Mozilla announced today that it has partnered with mobile network operator Telefónica to deliver a complete mobile operating system built around standards-based web technologies. They plan to bring the platform to market later this year on a prototype device that they are developing in collaboration with Qualcomm.
The new operating system, which is called the Open Web Devices (OWD) platform, is based on Mozilla’s Boot2Gecko project. Mozilla launched B2G last year with the aim of building a Linux-based mobile computing environment with an application stack that runs entirely in Gecko, the HTML rendering engine that is used in the Firefox web browser.
According to a statement from Mozilla, Telefónica was already evaluating the feasibility of creating its own web-centric mobile platform when the B2G project was first announced. Telefónica subsequently decided to bring its ideas to B2G and join Mozilla in a cooperative development effort.
Their initial target is to produce devices with smartphone-like capabilities that can be built inexpensively and sold at the price of a common feature phone. Telefónica believes that the unique advantages of a platform built around web technologies will potentially reduce development and production costs, enabling the company to make devices that are a good fit for regions where smartphones have historically been too expensive for widespread adoption.
“From our experience in Latin America we know that a huge part of the market is not being catered for by current smartphones,” said Telefónica Digital product development director Carlos Domingo in a statement. “With new open web devices we will be able to offer a smartphone experience at the right price point for these customers.”
Mozilla has been working with the W3C to turn its new APIs into open standards with the hope that the technology will be embraced by other browser vendors. In today’s announcement, Mozilla revealed that it plans to take this effort one step further by turning the whole OWD platform into an open standard.
“Because of this initiative’s commitment to openness, this reference implementation will be submitted for standardization to W3C,” Mozilla told us in an e-mail. “The objective is that there are no proprietary APIs within the device architecture, making phones developed using it the only truly open devices on the market.”

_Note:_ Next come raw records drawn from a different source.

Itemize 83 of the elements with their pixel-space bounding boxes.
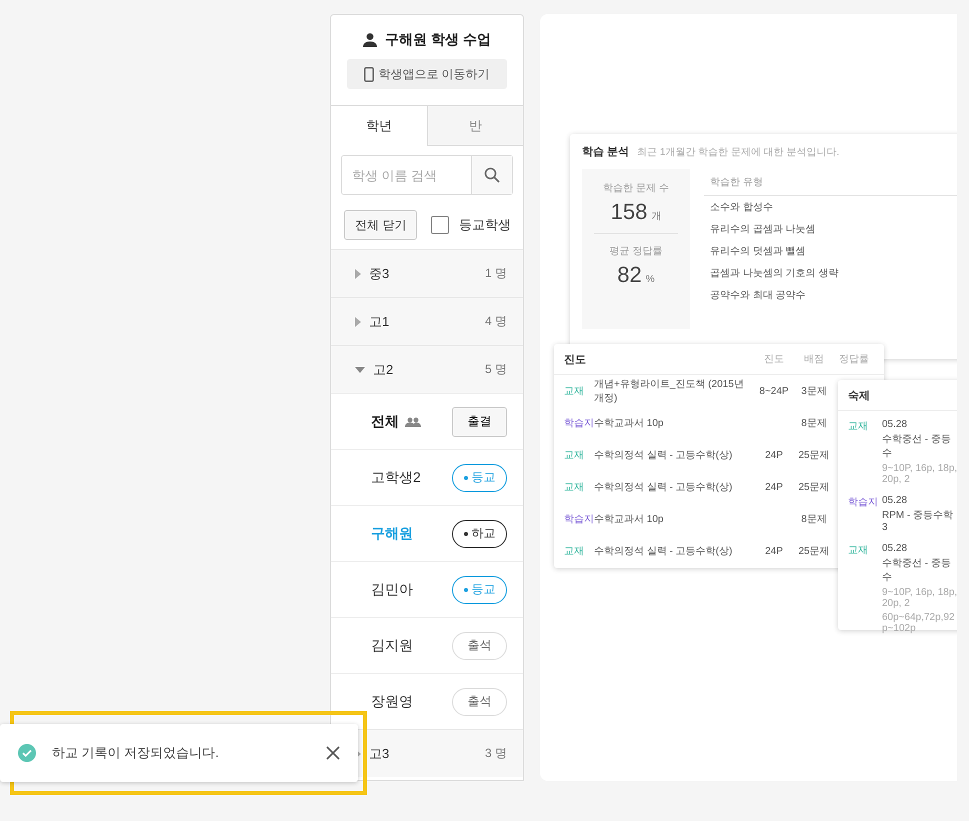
book-name: 수학교과서 10p [594,417,664,430]
caret-right-icon[interactable] [355,268,361,278]
status-button[interactable]: 출석 [452,688,507,716]
book-name: 개념+유형라이트_진도책 (2015년 개정) [594,378,745,405]
table-cell-text: 8~24P [758,386,790,396]
checkbox-label: 등교학생 [459,216,511,234]
grade-group-row[interactable]: 고2 5 명 [331,345,523,393]
student-app-button[interactable]: 학생앱으로 이동하기 [347,59,507,89]
type-item: 곱셈과 나눗셈의 기호의 생략 [709,267,840,281]
table-cell-text: 24P [764,546,784,556]
tag-label: 교재 [848,544,869,558]
table-cell-text: 25문제 [797,481,831,494]
phone-icon [364,66,374,82]
table-cell-text: 24P [764,450,784,460]
table-cell-text: 24P [764,482,784,492]
page-list: 60p~64p,72p,92p~102p [882,612,957,634]
student-name[interactable]: 김지원 [371,636,452,654]
tag-label: 교재 [564,481,585,494]
tag-label: 교재 [564,385,585,398]
grade-group-row[interactable]: 고1 4 명 [331,297,523,345]
column-header: 정답률 [838,353,870,366]
table-cell-text: 25문제 [797,545,831,558]
book-name: 수학의정석 실력 - 고등수학(상) [594,449,734,462]
column-header: 학습한 유형 [704,169,957,196]
toast-message: 하교 기록이 저장되었습니다. [52,744,220,762]
due-date: 05.28 [882,543,908,554]
tag-label: 학습지 [564,417,594,430]
stat-unit: 개 [651,210,662,223]
card-title: 학습 분석 [582,145,630,159]
checkbox[interactable] [431,216,449,234]
column-header: 진도 [763,353,785,366]
card-subtitle: 최근 1개월간 학습한 문제에 대한 분석입니다. [637,146,840,159]
page-list: 9~10P, 16p, 18p, 20p, 2 [882,463,957,485]
all-students-label[interactable]: 전체 [371,412,399,430]
check-circle-icon [18,744,36,762]
table-cell-text: 3문제 [800,385,828,398]
search-button[interactable] [471,156,512,194]
type-item: 유리수의 덧셈과 뺄셈 [709,245,807,259]
close-button[interactable] [326,746,340,760]
search-input[interactable]: 학생 이름 검색 [342,156,471,194]
people-icon [405,416,421,426]
stat-label: 평균 정답률 [610,245,662,258]
book-name: 수학의정석 실력 - 고등수학(상) [594,481,734,494]
type-item: 유리수의 곱셈과 나눗셈 [709,223,817,237]
tag-label: 교재 [564,449,585,462]
status-button[interactable]: 하교 [452,520,507,548]
card-title: 숙제 [848,388,870,402]
collapse-all-button[interactable]: 전체 닫기 [344,210,418,240]
student-name[interactable]: 고학생2 [371,468,452,486]
tag-label: 학습지 [848,496,878,510]
homework-name: 수학중선 - 중등수 [882,557,952,584]
stat-unit: % [646,274,655,285]
stat-value: 82 [617,262,642,288]
table-cell-text: 25문제 [797,449,831,462]
table-cell-text: 8문제 [800,513,828,526]
stat-label: 학습한 문제 수 [603,182,669,195]
person-icon [363,33,378,47]
card-title: 진도 [564,352,587,366]
type-item: 소수와 합성수 [709,201,774,215]
stat-value: 158 [610,199,648,225]
page-list: 9~10P, 16p, 18p, 20p, 2 [882,587,957,609]
column-header: 배점 [803,353,825,366]
homework-name: 수학중선 - 중등수 [882,433,952,460]
student-name[interactable]: 장원영 [371,692,452,710]
homework-name: RPM - 중등수학3 [882,509,954,533]
due-date: 05.28 [882,495,908,506]
student-name[interactable]: 김민아 [371,580,452,598]
table-cell-text: 8문제 [800,417,828,430]
attendance-button[interactable]: 출결 [452,406,507,436]
caret-down-icon[interactable] [355,366,365,372]
sidebar-title: 구해원 학생 수업 [385,31,491,49]
caret-right-icon[interactable] [355,316,361,326]
due-date: 05.28 [882,419,908,430]
grade-group-row[interactable]: 중3 1 명 [331,249,523,297]
tag-label: 교재 [564,545,585,558]
search-icon [484,167,500,183]
type-item: 공약수와 최대 공약수 [709,289,807,303]
book-name: 수학의정석 실력 - 고등수학(상) [594,545,734,558]
search-field[interactable]: 학생 이름 검색 [341,155,513,195]
book-name: 수학교과서 10p [594,513,664,526]
tag-label: 교재 [848,420,869,434]
status-button[interactable]: 출석 [452,632,507,660]
tag-label: 학습지 [564,513,594,526]
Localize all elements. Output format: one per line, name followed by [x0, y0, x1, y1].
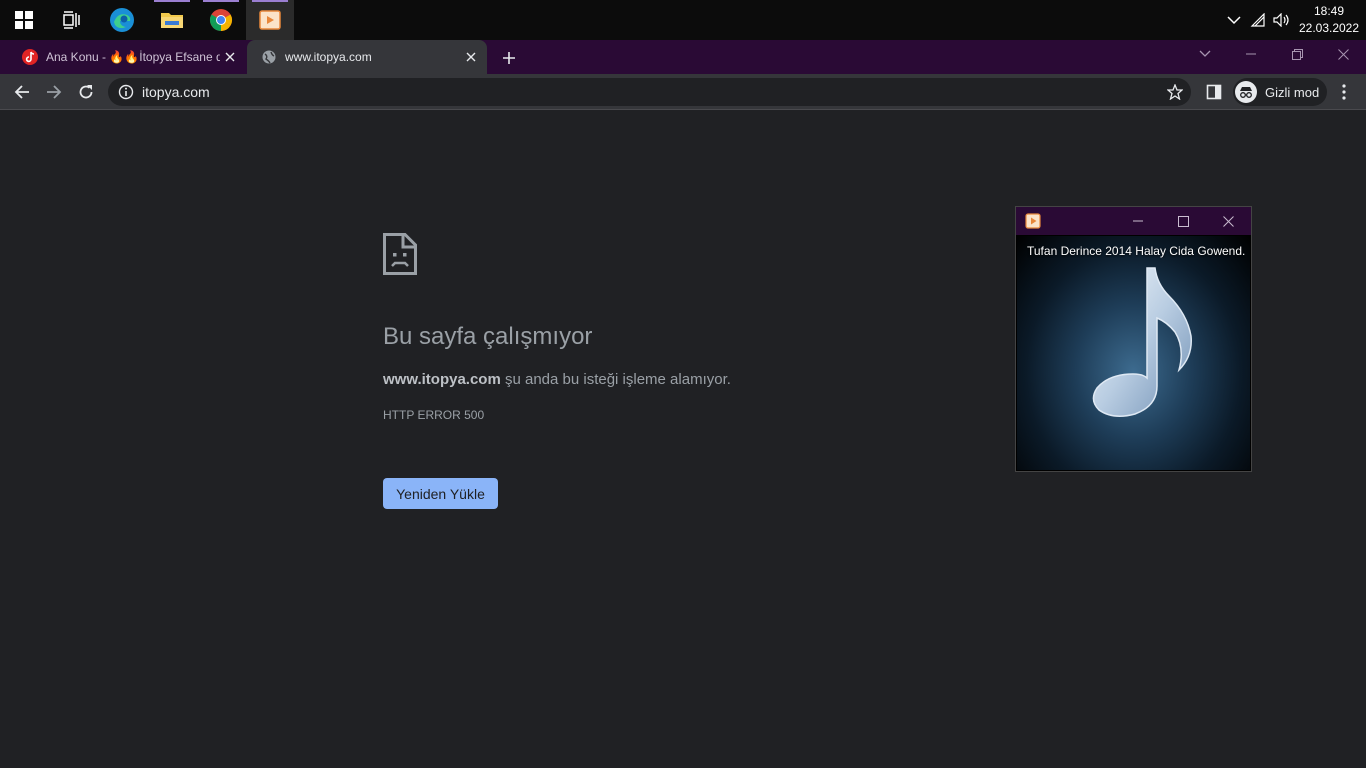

The initial OWD prototype device will be built around a Qualcomm chipset, but the exact specifications have not yet been disclosed. In light of the focus on low cost, it’s likely that the specs will be modest. Mozilla contends that OWD is lighter than some other mobile platforms because its simple HTML-on-Linux architecture eliminates the need for a lot of the intermediate layers that would otherwise be necessary.
It does seems clear, however, that the extensive use of HTML will help accelerate OWD development and vastly simplify the sort of customizations that mobile network operators typically make. Mozilla was able to get its B2G home screen interface up and running very quickly due to the strengths of HTML as an environment for creating interactive user experiences.
Another question that is left unanswered is which handset manufacturer will actually build the launch device for Telefónica. A number of rumors that have circulated over the past few days suggest that LG will be involved in building the first handset based on the B2G project. It’s possible that LG is involved, but that hasn’t been confirmed yet.